With respect to the carbon materials of each of the examples and the comparative carbon materials obtained in the above manner, the true specific gravity was measured by a true specific gravity measuring method using butanol. The measurement results are shown in Table 1.

[Measurement of surface area]

Using a particle size distribution measuring apparatus (particle size distribution measuring apparatus LA-920, manufactured by Horiba, Ltd.), the particle size distribution under the basis of the number of the carbon materials of each of the examples and the comparative carbon materials was measured in the following order.

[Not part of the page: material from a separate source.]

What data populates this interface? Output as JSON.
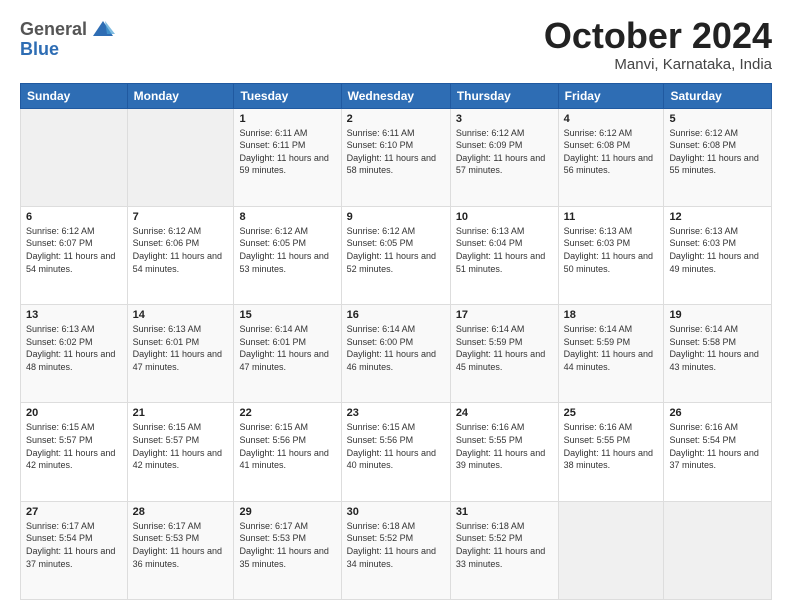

20 mg of the carbon material obtained by the above method, 1 ml of a surfactant (Tween 20, manufactured by Kishida Chemical Co., Ltd.) diluted to about 1 wt%, and about 5 ml of distilled water were placed in a polymer material container, and placed in a polymer container. In the ultrasonic cleaner, while mixing with a dropper for 1 minute, ultrasonic waves were applied and dispersed to obtain a dispersion. The dispersion was supplied to the above-described particle size distribution measuring apparatus, and the particle size distribution was measured at a setting of a relative refractive index of 1.5.

Using the data obtained by the above particle size distribution measurement, the surface area per unit volume was calculated from the above formula (1). The calculated values are shown in Table 1.

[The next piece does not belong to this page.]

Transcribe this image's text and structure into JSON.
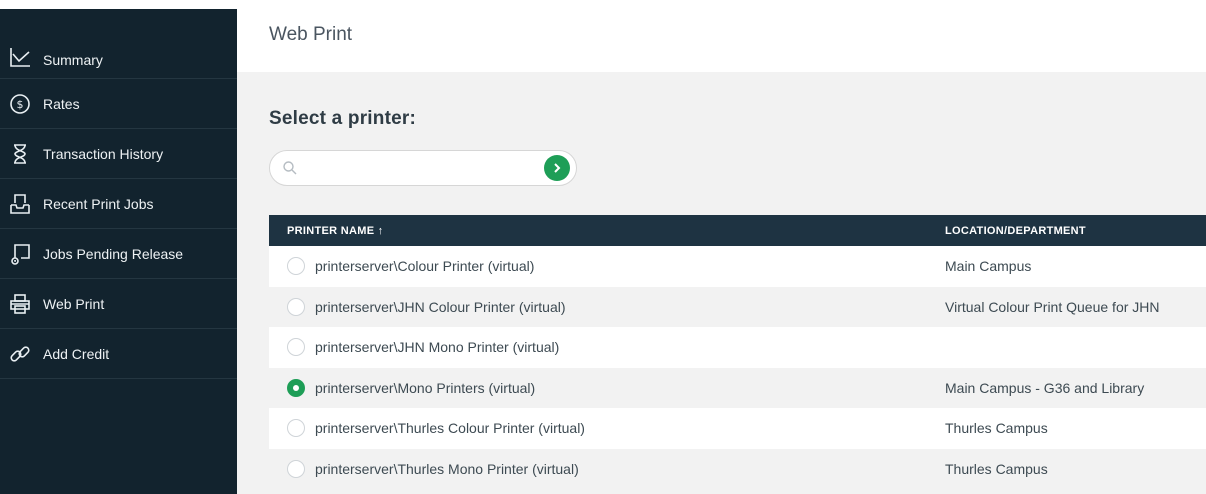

[calculation of mean square radius]

Using the data obtained by the particle size distribution measurement described above, the mean square radius of each of the carbon materials of the examples and the comparative example carbon materials was calculated from the above formula (2). The calculated values are shown in Table 1.

<Production of a half-cell type lithium ion secondary battery>

(production of negative electrode)

In order to evaluate the battery characteristics of the carbon materials of the respective examples obtained in the above manner and the carbon materials of the comparative examples, a negative electrode using each carbon material was produced as described below.

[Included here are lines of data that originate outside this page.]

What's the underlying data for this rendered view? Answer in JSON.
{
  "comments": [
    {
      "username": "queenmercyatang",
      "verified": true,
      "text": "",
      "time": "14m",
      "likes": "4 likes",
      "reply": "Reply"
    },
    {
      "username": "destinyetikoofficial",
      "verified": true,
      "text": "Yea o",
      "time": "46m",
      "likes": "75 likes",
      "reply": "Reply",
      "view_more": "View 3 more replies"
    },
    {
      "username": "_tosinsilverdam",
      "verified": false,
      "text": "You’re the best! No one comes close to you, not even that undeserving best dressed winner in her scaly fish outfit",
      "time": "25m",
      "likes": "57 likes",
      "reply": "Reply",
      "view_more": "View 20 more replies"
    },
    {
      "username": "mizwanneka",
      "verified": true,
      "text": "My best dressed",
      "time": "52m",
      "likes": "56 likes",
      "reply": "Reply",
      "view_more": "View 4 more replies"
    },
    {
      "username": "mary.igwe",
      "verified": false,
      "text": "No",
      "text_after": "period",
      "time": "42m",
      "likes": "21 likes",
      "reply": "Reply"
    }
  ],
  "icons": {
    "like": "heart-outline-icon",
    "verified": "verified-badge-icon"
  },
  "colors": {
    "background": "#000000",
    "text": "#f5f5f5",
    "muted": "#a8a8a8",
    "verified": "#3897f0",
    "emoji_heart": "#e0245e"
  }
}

Compared with the carbon materials of the respective examples and the carbon materials of the comparative example, 100% of the styrene-butadiene rubber blended as a binder at a ratio of 3%, and the carboxymethyl group as a tackifier was blended at a ratio of 1.5%. The cellulose is blended into a conductive material of acetylene black in a ratio of 2%, and an appropriate amount of pure water is added for dilution mixing to obtain a slurry-form negative electrode mixture.

The slurry-form negative electrode mixture obtained above was applied to a copper foil (current collector) having a thickness of 10 μm in the same manner each time, and vacuum-dried at 110 ° C for 1 hour. Then, it was press-molded by a roll press to a thickness of 60 μm, and was punched into a specific shape to prepare a disk having a diameter of 13 mm and an electrode active material layer (parts other than the current collector) having a thickness of 50 μm. A negative electrode for a lithium ion secondary battery.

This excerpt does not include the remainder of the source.